Wówczas też pułkownik Jaźwiński, dowodzący 11. Dywizją, wysłał wówczas dla wsparcia zagrożonych oddziałów odwód (półtora batalionu piechoty) pod dowództwem ppłk. Romualda Kohutnickiego oraz poinformował o stanie rzeczy gen. Latinika, prosząc go o wsparcie odwodem armii. Po dotarciu na miejsce i zorientowaniu się w sytuacji, ppłk. Kohutnicki zaproponował płk. Krzywobłockiemu, który ponosił znaczną odpowiedzialność za rozmiary porażki, aby oddał dowództwo majorowi Liwaczowi, a sam zgłosił się jako chory. Tymczasem generał Latinik wysłał w ramach wsparcia jeden pułk z 1. Dywizji Litewsko-Białoruskiej i rozkazał odzyskać pierwotną linię obrony, jednakże pułkownik Jaźwiński nie zdecydował się na podjęcie kontrnatarcia, kontentując się jedynie załataniem luk w dotychczasowych pozycjach.
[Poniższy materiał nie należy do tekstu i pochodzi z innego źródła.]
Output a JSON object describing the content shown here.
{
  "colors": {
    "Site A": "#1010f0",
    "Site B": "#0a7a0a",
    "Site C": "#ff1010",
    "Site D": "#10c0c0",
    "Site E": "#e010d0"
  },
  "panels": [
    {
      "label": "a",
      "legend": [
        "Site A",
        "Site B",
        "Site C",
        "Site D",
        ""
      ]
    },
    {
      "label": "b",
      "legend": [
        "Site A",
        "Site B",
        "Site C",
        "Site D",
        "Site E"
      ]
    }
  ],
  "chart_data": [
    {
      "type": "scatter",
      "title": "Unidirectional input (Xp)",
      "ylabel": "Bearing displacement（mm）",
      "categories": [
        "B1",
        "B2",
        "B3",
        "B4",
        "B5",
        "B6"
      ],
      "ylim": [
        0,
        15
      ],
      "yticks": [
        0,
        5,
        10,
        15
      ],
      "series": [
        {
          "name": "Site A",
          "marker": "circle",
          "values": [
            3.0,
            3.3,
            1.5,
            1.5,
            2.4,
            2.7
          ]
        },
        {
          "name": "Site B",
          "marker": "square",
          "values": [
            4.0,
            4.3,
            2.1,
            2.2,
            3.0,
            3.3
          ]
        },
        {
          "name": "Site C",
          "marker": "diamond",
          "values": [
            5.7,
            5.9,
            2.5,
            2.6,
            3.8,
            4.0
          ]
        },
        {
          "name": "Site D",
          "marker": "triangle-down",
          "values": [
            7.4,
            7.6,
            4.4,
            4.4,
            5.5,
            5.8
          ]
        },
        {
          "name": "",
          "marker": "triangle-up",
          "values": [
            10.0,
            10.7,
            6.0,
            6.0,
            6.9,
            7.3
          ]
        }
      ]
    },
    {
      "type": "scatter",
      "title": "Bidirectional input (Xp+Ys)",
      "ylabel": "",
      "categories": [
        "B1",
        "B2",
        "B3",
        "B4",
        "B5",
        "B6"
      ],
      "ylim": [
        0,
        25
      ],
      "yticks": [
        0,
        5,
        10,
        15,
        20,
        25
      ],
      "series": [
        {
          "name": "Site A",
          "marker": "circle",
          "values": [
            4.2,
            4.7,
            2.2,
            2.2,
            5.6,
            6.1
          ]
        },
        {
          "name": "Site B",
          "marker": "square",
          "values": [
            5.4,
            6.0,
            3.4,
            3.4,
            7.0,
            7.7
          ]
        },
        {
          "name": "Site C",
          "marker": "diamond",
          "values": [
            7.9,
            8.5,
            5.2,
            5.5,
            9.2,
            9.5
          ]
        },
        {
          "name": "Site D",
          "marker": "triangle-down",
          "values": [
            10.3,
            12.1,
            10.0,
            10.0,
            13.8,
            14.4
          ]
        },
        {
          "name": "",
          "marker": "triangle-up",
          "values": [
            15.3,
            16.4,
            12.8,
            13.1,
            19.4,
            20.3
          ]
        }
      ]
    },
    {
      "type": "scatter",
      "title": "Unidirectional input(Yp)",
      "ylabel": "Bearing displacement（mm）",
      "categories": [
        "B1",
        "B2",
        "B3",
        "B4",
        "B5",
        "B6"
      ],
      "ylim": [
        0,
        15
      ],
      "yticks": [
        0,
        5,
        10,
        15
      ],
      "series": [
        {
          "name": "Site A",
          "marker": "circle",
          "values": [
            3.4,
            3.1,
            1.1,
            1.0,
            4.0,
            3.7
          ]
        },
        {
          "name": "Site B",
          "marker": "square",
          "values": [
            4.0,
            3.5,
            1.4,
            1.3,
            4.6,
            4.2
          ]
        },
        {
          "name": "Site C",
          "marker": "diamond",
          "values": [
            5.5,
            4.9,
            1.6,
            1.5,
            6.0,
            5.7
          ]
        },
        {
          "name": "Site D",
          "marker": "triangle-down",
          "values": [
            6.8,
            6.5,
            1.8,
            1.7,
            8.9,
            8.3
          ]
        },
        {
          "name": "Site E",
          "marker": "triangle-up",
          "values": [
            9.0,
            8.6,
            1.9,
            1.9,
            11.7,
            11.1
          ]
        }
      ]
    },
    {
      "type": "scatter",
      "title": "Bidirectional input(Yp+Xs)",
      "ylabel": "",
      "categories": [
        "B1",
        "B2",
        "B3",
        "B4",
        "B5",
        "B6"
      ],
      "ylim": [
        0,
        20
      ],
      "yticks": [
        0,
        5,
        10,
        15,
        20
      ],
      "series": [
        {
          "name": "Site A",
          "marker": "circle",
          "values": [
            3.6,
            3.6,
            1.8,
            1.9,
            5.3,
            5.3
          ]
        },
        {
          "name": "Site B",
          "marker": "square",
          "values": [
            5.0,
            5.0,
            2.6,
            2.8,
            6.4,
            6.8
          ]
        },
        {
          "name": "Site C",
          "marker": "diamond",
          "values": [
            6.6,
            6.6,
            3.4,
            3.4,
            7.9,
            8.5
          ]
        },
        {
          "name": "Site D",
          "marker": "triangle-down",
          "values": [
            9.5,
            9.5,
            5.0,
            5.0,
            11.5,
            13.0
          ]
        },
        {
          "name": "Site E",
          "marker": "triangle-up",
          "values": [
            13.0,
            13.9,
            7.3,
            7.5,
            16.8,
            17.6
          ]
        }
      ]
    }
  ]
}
Być może była to decyzja błędna, jednak warto zwrócić uwagę, że gdy dowódca 1. Armii o północy z 13 na 14 sierpnia powziął wiedzę o rozmiarach klęski pod Radzyminem, wysłał dla wsparcia 11. Dywizji całą 1. Dywizję Litewsko-Białoruską.

O skali porażki świadczył również fakt, że losem odcinka zainteresował się sam dowódca frontu, gen. Józef Haller. Nakazał on 1. Dywizji Litewsko-Białoruskiej podjęcie kontrnatarcia i wyparcie wroga z Radzymina najpóźniej do świtu, zaś generałowie Rozwadowski i Weygand, przerażeni tym, że wabik przedmościa warszawskiego może upaść i zniweczyć całą operację, wysłali Józefowi Piłsudskiemu depeszę z prośbą o przyspieszenie generalnego kontrnatarcia znad Wieprza. Odpowiedź Piłsudskiego była negatywna (i inna być nie mogła ze względów organizacyjnych), co prowadziło do konieczności odbicia Radzymina 14 sierpnia.

Mimo jednak słabości polskiego oporu, był on silniejszy aniżeli pierwotnie spodziewali się Rosjanie. Witowid Putna informował gen. Sołłohuba, że ma przed sobą nie rozbite resztki armii, ale oddziały zdolne do walki. Zasugerował nawet wycofanie się za Bug, jednak pomysł ten został odrzucony.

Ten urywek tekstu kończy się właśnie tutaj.